Ada keluarga tertentu yang tetap mengadakan Wuat Wa'i secara meriah meskipun anak yang dibekali ternyata tidak jadi berangkat kuliah, atau bahkan tidak memiliki rencana pendidikan yang jelas. Akibatnya, esensi Wuat Wa'i sebagai sarana gotong royong pendidikan menjadi kabur, dan masyarakat mulai mempertanyakan niat di balik tradisi itu. Ketika nilai gotong royong mulai ditumpangi oleh motif gengsi atau sekadar formalitas adat, maka kekuatan budaya itu justru berisiko melemah.
Di sinilah pentingnya peran aktif para tokoh adat, pendidik, dan pemuka masyarakat untuk terus menjaga dan mengarahkan tradisi ini agar tetap pada jalur semestinya. Perlu ada diskusi terbuka di tengah masyarakat agar Wuat Wa'i tidak kehilangan arah bahwa inti dari tradisi ini adalah membekali seseorang untuk berjalan jauh melalui pendidikan, bukan sekadar perayaan sosial atau kewajiban membalas budi.
Dengan penguatan nilai dan pemahaman bersama, tradisi Wuat Wa’i akan terus menjadi jembatan antara nilai-nilai lokal dan cita-cita pendidikan nasional.
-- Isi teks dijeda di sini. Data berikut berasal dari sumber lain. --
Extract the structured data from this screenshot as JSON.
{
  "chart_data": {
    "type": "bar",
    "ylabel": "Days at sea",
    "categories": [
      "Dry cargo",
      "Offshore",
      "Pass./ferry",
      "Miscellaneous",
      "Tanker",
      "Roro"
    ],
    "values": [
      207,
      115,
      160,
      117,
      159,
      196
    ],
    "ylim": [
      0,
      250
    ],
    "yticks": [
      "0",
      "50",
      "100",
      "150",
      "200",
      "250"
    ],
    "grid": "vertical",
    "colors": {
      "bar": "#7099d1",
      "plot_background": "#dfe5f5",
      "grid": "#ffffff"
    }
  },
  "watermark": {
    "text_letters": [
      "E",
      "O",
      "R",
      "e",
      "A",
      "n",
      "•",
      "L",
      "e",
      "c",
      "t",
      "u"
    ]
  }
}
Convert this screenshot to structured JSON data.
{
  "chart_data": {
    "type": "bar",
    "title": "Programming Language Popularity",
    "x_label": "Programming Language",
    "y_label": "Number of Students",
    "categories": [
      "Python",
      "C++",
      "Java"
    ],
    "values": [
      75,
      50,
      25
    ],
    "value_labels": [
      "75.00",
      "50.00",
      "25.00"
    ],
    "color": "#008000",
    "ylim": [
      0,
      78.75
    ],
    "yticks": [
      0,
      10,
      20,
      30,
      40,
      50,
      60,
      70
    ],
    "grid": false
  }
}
Tradisi ini akan tetap relevan jika terus diselaraskan dengan perkembangan zaman tanpa kehilangan akar filosofisnya.
Lebih jauh, di tengah arus globalisasi yang kerap menyingkirkan nilai-nilai lokal, Wuat Wa’i adalah pengingat bahwa jawaban atas tantangan pendidikan di Indonesia bisa ditemukan di akar budaya kita sendiri. Tradisi ini mengajarkan bahwa masa depan seorang anak bukan hanya ditentukan oleh berapa banyak uang yang dimiliki orang tuanya, tetapi juga oleh seberapa besar cinta dan harapan yang diberikan komunitas di sekitarnya.
Maka, mari kita jaga dan rawat tradisi seperti Wuat Wa’i. Sebab, dalam tradisi itu tersimpan pelajaran besar bahwa masa depan bangsa dimulai dari langkah kecil seorang anak menuju sekolah langkah yang didorong oleh cinta, gotong royong, dan keyakinan bahwa pendidikan adalah cahaya.